Well, in order to increase the luminosity L of the sun by just 1% we would need to pour a bucket of water over the sun that is the equivalent of 800 earths.
That is obviously unimaginable to our human minds. Because of this, us humans really have absolutely no way to affect the mass of the sun in any reasonable way.
Do any other stars show different behavior?
Yes, actually supermassive stars that are around twenty times the size of our sun, act very differently. They do have a linear relationship between their mass and the energy output unlike our sun.
This is down to the size of the star meaning that radiation pressure has a significant effect.
The way this works is that any time a surface reflects light, the light will exert a small amount of pressure on the surface. This is what happens within a supermassive star.
The light that is exerted from within the star will be reflected by the outer layers that are on the inside of the star. This causes radiation pressure. This causes a pushing outward on the star.
This outward radiation pressure can actually counteract the inward gravitational pressure that is acting on the star and causing nuclear fusion.

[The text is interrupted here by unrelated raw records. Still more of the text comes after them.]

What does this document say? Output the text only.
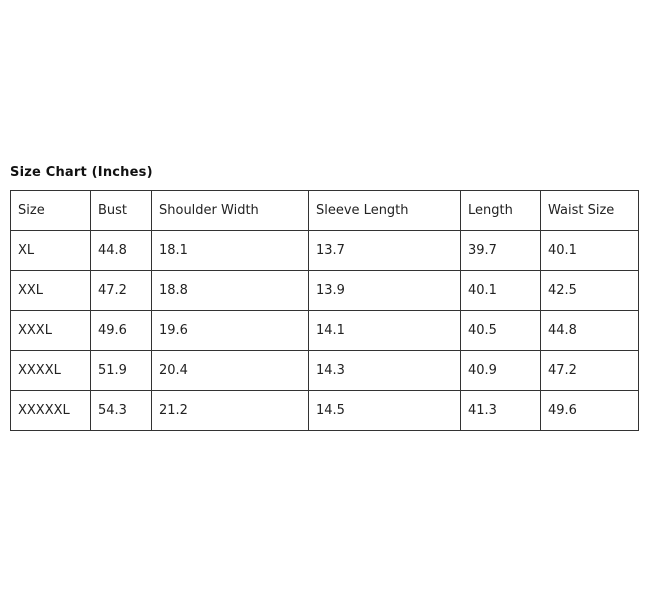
Size Chart (Inches)
Size	Bust	Shoulder Width	Sleeve Length	Length	Waist Size
XL	44.8	18.1	13.7	39.7	40.1
XXL	47.2	18.8	13.9	40.1	42.5
XXXL	49.6	19.6	14.1	40.5	44.8
XXXXL	51.9	20.4	14.3	40.9	47.2
XXXXXL	54.3	21.2	14.5	41.3	49.6
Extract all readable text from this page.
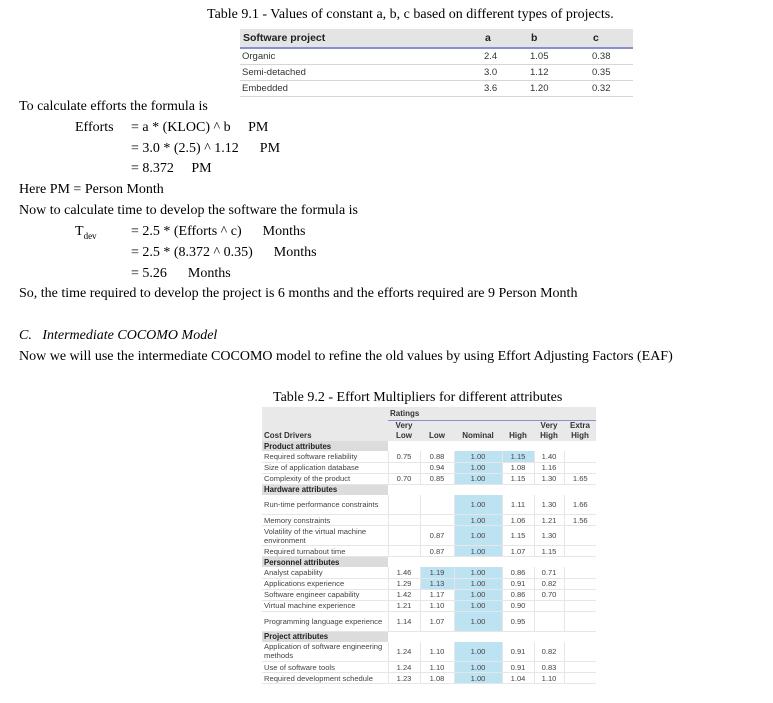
Table 9.1 - Values of constant a, b, c based on different types of projects.
Software project	a	b	c
Organic	2.4	1.05	0.38
Semi-detached	3.0	1.12	0.35
Embedded	3.6	1.20	0.32
To calculate efforts the formula is
Efforts = a * (KLOC) ^ b     PM
= 3.0 * (2.5) ^ 1.12      PM
= 8.372     PM
Here PM = Person Month
Now to calculate time to develop the software the formula is
$T_{dev} = 2.5$ * (Efforts ^ c)      Months
= 2.5 * (8.372 ^ 0.35)      Months
= 5.26      Months
So, the time required to develop the project is 6 months and the efforts required are 9 Person Month
C.   Intermediate COCOMO Model
Now we will use the intermediate COCOMO model to refine the old values by using Effort Adjusting Factors (EAF)
Table 9.2 - Effort Multipliers for different attributes
	Ratings					
	Very				Very	Extra
Cost Drivers	Low	Low	Nominal	High	High	High
Product attributes						
Required software reliability	0.75	0.88	1.00	1.15	1.40	
Size of application database		0.94	1.00	1.08	1.16	
Complexity of the product	0.70	0.85	1.00	1.15	1.30	1.65
Hardware attributes						
Run-time performance constraints			1.00	1.11	1.30	1.66
Memory constraints			1.00	1.06	1.21	1.56
Volatility of the virtual machine environment		0.87	1.00	1.15	1.30	
Required turnabout time		0.87	1.00	1.07	1.15	
Personnel attributes						
Analyst capability	1.46	1.19	1.00	0.86	0.71	
Applications experience	1.29	1.13	1.00	0.91	0.82	
Software engineer capability	1.42	1.17	1.00	0.86	0.70	
Virtual machine experience	1.21	1.10	1.00	0.90		
Programming language experience	1.14	1.07	1.00	0.95		
Project attributes						
Application of software engineering methods	1.24	1.10	1.00	0.91	0.82	
Use of software tools	1.24	1.10	1.00	0.91	0.83	
Required development schedule	1.23	1.08	1.00	1.04	1.10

Does this not affect our sun?
No, our sun is too small a star for the radiation pressure to affect the balance or the gravitational pressure. The reason this occurs in supermassive stars is because there is a massive amount of light generated that causes the high radiation pressure.
If you were to add more mass to this kind of supermassive star, the gravitational pressure created as a result would not cause more fusion, it would just add more atoms for the fusion to occur to. This leads to a luminosity-mass relation that is linear and not quadratic like the sun’s luminosity-mass relation.
So, the difference between supermassive stars and stars like our sun is important?
When you add mass to stars around the size of our sun, the dominant effect is that the gravity will increase as a result. The effect will be around the same no matter what you were to throw onto it.
You could throw an earth sized bucket of gasoline or water and the effects would still be the same. The gasoline would have no different effects because nuclear fusion is far more powerful than combustion could ever be, so the effects of combustion are relatively obsolete.
But for supermassive stars, adding mass will have the effect of increasing the gravity overall and also the effect of giving the star more atoms to use up in fusion. This is because radiation pressure is incredible at counteracting gravity and therefore the effect of adding more atoms is simply more significant than adding more mass.
This is just like adding water would be more mass to the sun would be more significant than the fact that you are adding gasoline.
So, adding more atoms of hydrogen to a supermassive star will have more positive effects than throwing something like uranium. This is because the added mass would not really affect the supermassive star, but the fact that hydrogen atoms fuse better means that this would be more efficient for the star than any other atom type.
All of this is to say that chemical effects are nothing compared to the nuclear effects when it comes to stars. And even with our sun.